最近正值夏秋转换之际的台风天,已经下了几天的雨,此刻外头依旧是阴云密布,阳台的窗户紧闭着,绵密的雨水直接打在窗上,在上面画出一道又一道的雨迹。
宁夏嫌他没趣,原本歪着的脑袋直了回来,重新按了播放键,闷闷地说了一声:“你真扫兴。”
周郢刚侍弄完那株吊兰的叶子,听她表示了不满,放下水壶,洗好了手,走到她身边的位置坐下抿唇笑着看她。
“又扫兴了?”
两个人婚后在明城买了套房子,因为宁夏研究所的工作基本迁移到了明城,而周郢呢,没接周参明的班,自己创业开了家小的计算机公司,明城比桦林科技发展前景好,于是两个人一拍板,就这么来了明城。
宁夏没好气地撇他一眼,“别嬉皮笑脸。”
周郢知道再不哄就完蛋了,抻起上半身在她嘴角啄了一下。
“错了,老婆。”
“去去去,就知道来这套。”宁夏挥挥手,还不想理他。
“那你说我该怎么弥补对我老婆的伤害?”周郢又凑近,“要不就以身相许——?”
他的语调越来越下沉,尾音拖得老长。
意图十分明显。
“许你个头。”宁夏被这持久的阴雨天气弄得心情有些烦闷,连带着对那件事也没了兴趣,把脸转过去怼他。
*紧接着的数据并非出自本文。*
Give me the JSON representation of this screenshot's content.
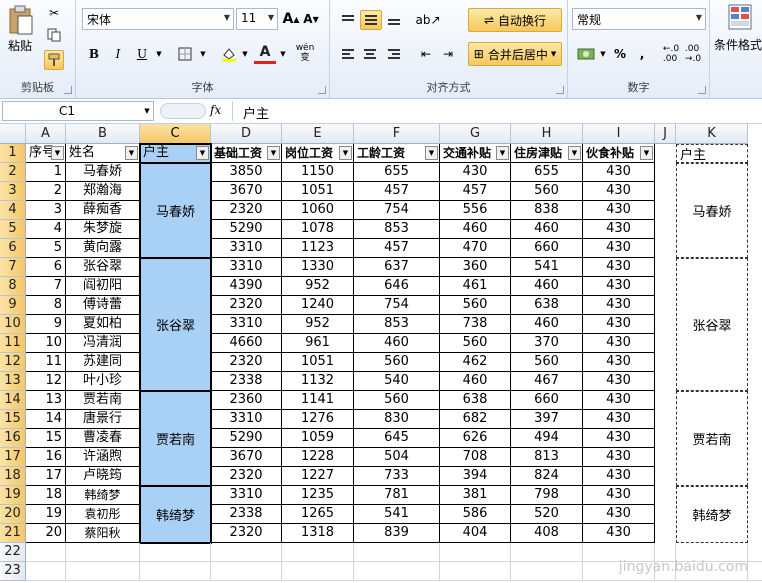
{
  "ribbon": {
    "clipboard": {
      "paste": "粘贴",
      "label": "剪贴板"
    },
    "font": {
      "name": "宋体",
      "size": "11",
      "label": "字体",
      "bold": "B",
      "italic": "I",
      "underline": "U",
      "grow": "A",
      "shrink": "A",
      "font_color": "A",
      "wen": "wén\n变"
    },
    "align": {
      "wrap": "自动换行",
      "merge": "合并后居中",
      "label": "对齐方式"
    },
    "number": {
      "format": "常规",
      "label": "数字",
      "percent": "%",
      "comma": ","
    },
    "styles": {
      "conditional": "条件格式"
    },
    "colors": {
      "accent": "#f7c85c",
      "selection": "#a9d0f5"
    }
  },
  "formula_bar": {
    "name_box": "C1",
    "fx": "fx",
    "content": "户主"
  },
  "columns": [
    "A",
    "B",
    "C",
    "D",
    "E",
    "F",
    "G",
    "H",
    "I",
    "J",
    "K"
  ],
  "headers": [
    "序号",
    "姓名",
    "户主",
    "基础工资",
    "岗位工资",
    "工龄工资",
    "交通补贴",
    "住房津贴",
    "伙食补贴"
  ],
  "rows": [
    [
      "1",
      "马春娇",
      "3850",
      "1150",
      "655",
      "430",
      "655",
      "430"
    ],
    [
      "2",
      "郑瀚海",
      "3670",
      "1051",
      "457",
      "457",
      "560",
      "430"
    ],
    [
      "3",
      "薛痴香",
      "2320",
      "1060",
      "754",
      "556",
      "838",
      "430"
    ],
    [
      "4",
      "朱梦旋",
      "5290",
      "1078",
      "853",
      "460",
      "460",
      "430"
    ],
    [
      "5",
      "黄向露",
      "3310",
      "1123",
      "457",
      "470",
      "660",
      "430"
    ],
    [
      "6",
      "张谷翠",
      "3310",
      "1330",
      "637",
      "360",
      "541",
      "430"
    ],
    [
      "7",
      "阎初阳",
      "4390",
      "952",
      "646",
      "461",
      "460",
      "430"
    ],
    [
      "8",
      "傅诗蕾",
      "2320",
      "1240",
      "754",
      "560",
      "638",
      "430"
    ],
    [
      "9",
      "夏如柏",
      "3310",
      "952",
      "853",
      "738",
      "460",
      "430"
    ],
    [
      "10",
      "冯清润",
      "4660",
      "961",
      "460",
      "560",
      "370",
      "430"
    ],
    [
      "11",
      "苏建同",
      "2320",
      "1051",
      "560",
      "462",
      "560",
      "430"
    ],
    [
      "12",
      "叶小珍",
      "2338",
      "1132",
      "540",
      "460",
      "467",
      "430"
    ],
    [
      "13",
      "贾若南",
      "2360",
      "1141",
      "560",
      "638",
      "660",
      "430"
    ],
    [
      "14",
      "唐景行",
      "3310",
      "1276",
      "830",
      "682",
      "397",
      "430"
    ],
    [
      "15",
      "曹凌春",
      "5290",
      "1059",
      "645",
      "626",
      "494",
      "430"
    ],
    [
      "16",
      "许涵煦",
      "3670",
      "1228",
      "504",
      "708",
      "813",
      "430"
    ],
    [
      "17",
      "卢晓筠",
      "2320",
      "1227",
      "733",
      "394",
      "824",
      "430"
    ],
    [
      "18",
      "韩绮梦",
      "3310",
      "1235",
      "781",
      "381",
      "798",
      "430"
    ],
    [
      "19",
      "袁初彤",
      "2338",
      "1265",
      "541",
      "586",
      "520",
      "430"
    ],
    [
      "20",
      "蔡阳秋",
      "2320",
      "1318",
      "839",
      "404",
      "408",
      "430"
    ]
  ],
  "groups": [
    "马春娇",
    "张谷翠",
    "贾若南",
    "韩绮梦"
  ],
  "k_header": "户主",
  "row_numbers": [
    "1",
    "2",
    "3",
    "4",
    "5",
    "6",
    "7",
    "8",
    "9",
    "10",
    "11",
    "12",
    "13",
    "14",
    "15",
    "16",
    "17",
    "18",
    "19",
    "20",
    "21",
    "22",
    "23"
  ],
  "watermark": "jingyan.baidu.com"
}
周郢大概是没料到她会扭头,鼻尖被她就这么直寥寥地撞了一下,一股刺痛传了上来,他不自觉地后仰了脑袋,揉着鼻子“哎哟”了一声。
宁夏笑了,“活该!”
过了一会儿,鼻尖上的疼痛感散去,他才有了正形,一起去看宁夏手里播放的视频。
“为什么突然想赏月了?”他问。
“也不是,就觉得挺有意思的,说是对着蓝月亮许愿,容易愿望成真。”宁夏回道。
周郢手伸了个懒腰后交叉放在脑后,看着窗户上头挂下来的雨水懒懒地说:“没听说过,只听说对着流星倒是可以许愿。”
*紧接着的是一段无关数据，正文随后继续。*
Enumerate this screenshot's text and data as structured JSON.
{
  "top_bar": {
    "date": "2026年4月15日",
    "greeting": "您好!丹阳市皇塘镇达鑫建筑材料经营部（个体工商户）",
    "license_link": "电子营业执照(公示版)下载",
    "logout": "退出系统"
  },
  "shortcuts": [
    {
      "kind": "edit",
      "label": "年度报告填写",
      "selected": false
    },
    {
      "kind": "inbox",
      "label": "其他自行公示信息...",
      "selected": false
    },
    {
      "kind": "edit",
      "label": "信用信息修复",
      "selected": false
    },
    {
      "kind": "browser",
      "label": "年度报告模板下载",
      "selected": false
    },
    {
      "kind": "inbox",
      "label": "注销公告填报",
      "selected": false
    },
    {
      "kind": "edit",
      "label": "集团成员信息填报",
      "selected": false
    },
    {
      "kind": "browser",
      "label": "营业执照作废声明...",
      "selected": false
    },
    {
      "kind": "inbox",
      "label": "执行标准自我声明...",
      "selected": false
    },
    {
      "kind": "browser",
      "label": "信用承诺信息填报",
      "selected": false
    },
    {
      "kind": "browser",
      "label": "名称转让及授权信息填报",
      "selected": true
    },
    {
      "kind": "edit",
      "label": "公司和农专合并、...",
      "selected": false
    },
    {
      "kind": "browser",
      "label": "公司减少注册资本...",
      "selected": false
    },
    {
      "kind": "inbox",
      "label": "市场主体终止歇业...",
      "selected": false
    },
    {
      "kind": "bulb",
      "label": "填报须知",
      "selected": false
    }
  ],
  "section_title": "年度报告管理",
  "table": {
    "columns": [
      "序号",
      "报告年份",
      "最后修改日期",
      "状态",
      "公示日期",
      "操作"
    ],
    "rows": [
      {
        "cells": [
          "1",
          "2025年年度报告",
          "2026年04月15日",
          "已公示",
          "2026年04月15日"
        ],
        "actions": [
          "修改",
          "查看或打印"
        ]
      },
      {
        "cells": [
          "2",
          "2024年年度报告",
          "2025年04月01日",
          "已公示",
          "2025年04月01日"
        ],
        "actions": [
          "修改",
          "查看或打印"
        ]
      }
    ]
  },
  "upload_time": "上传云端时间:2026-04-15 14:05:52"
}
“所以才有意思嘛,”宁夏说,“不过,我之前做过一个梦,就是我对着流星许了个愿望。”
“许了什么愿?”
“希望流星把我带到他身边。”
“他身边?谁?男的女的?”周郢腾一下从躺椅上起了身。
宁夏摇摇头,“不知道,但是肯定是个男的。”
她不是敷衍,而是真的不清楚,梦里的自己想找谁,只知道她好像很爱他。
直到,在遇见周郢的那一刻,答案好像有些明了了。
所以她又说,“应该是你吧。”
周郢心说你肯定是在蒙我,醋坛子瞬间翻了,他手指指,一脸看穿人的表情,“少来,是不是惦记前男友呢?”
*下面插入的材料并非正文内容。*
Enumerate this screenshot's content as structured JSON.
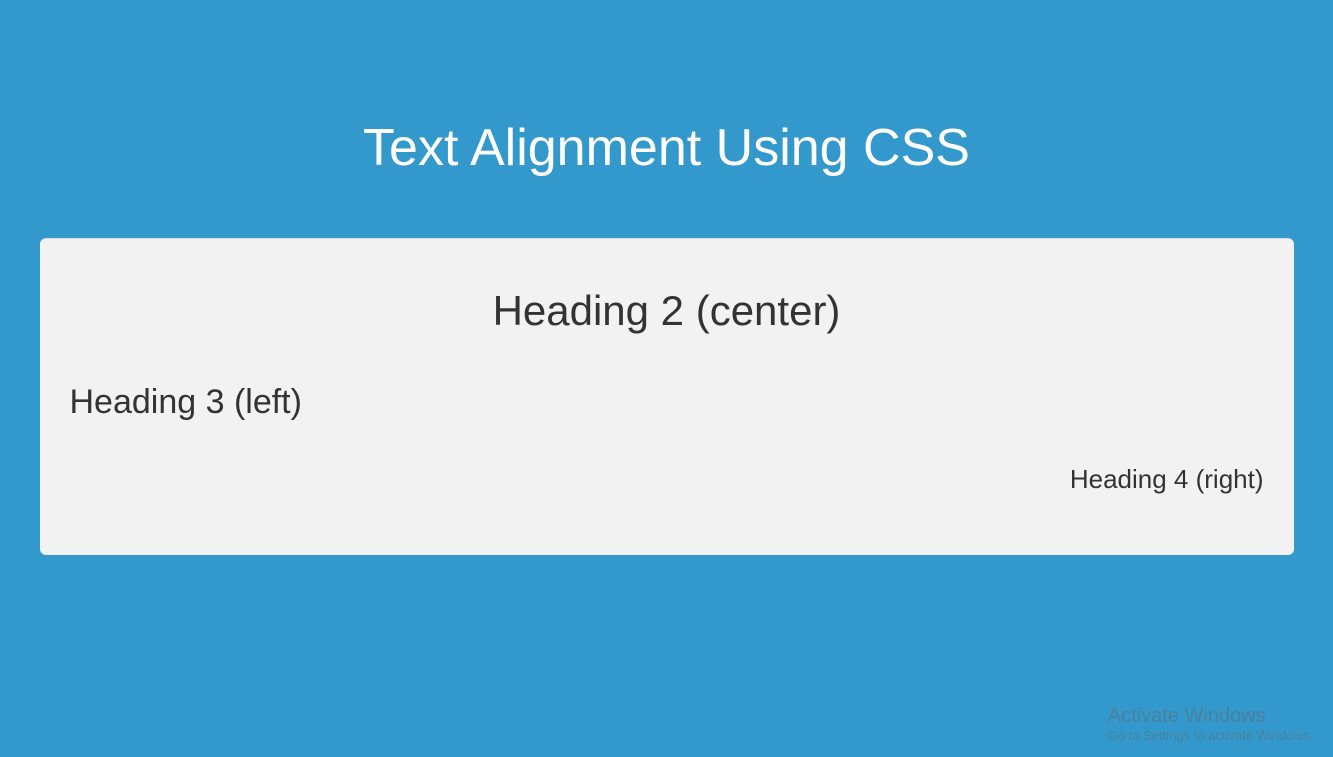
{
  "page": {
    "title": "Text Alignment Using CSS"
  },
  "box": {
    "heading2": "Heading 2 (center)",
    "heading3": "Heading 3 (left)",
    "heading4": "Heading 4 (right)"
  },
  "watermark": {
    "title": "Activate Windows",
    "subtitle": "Go to Settings to activate Windows."
  }
}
“什么呀,”宁夏皱了皱眉头,“哪来的前男友?不就你一个。”
“也是。”
他俩都是彼此的初恋,所以在最开始的时候,两个人才都那么小心翼翼地不敢开口。
“你还记不记得我们第一次见面?”宁夏又问。
“当然记得。”周郢又重新躺下来,看着宁夏,“某人蹲在路边,哭得天塌地陷了一样。”
宁夏回忆到那天自己的模样,也觉得好笑,那个时候自己的确很奇怪,整天整天地就想哭,没来由地伤心。
不过幸好,现在都好了。
“但你那天怎么会出现在那里?”她问。
“嗯……”周郢想了下,“我也不知道,就那天做完市场调研,本来是要回桦林的。但走的时候,总感觉自己有什么事忘了做,莫名其妙地就去了。”
其实,周郢那段时间也挺怪异的,每天反反复复做梦,梦里常常梦到一个背影,却又始终抓不住她。
而那天,当他看到宁夏时,梦里那个人就好像突然和她重叠了起来,几乎是不自觉地,他就这么走近了她。
“好了,走吧,回去睡觉。”
周郢站起来,走到宁夏身边,将她打横抱起。
“诶诶诶,”宁夏腿晃了晃,“还没聊完呢,不是在说许愿的事吗?”
外头雨声依旧不止。
或许,从那天她呼唤他的名字开始,也或者是从更久远的以前,他们俩的名字便在命运的这本笔记本上开始了纠缠。
周郢低着眸子,接着用唇轻轻点了下她额头。
“我不需要许愿,因为,我的愿望已经成真了。”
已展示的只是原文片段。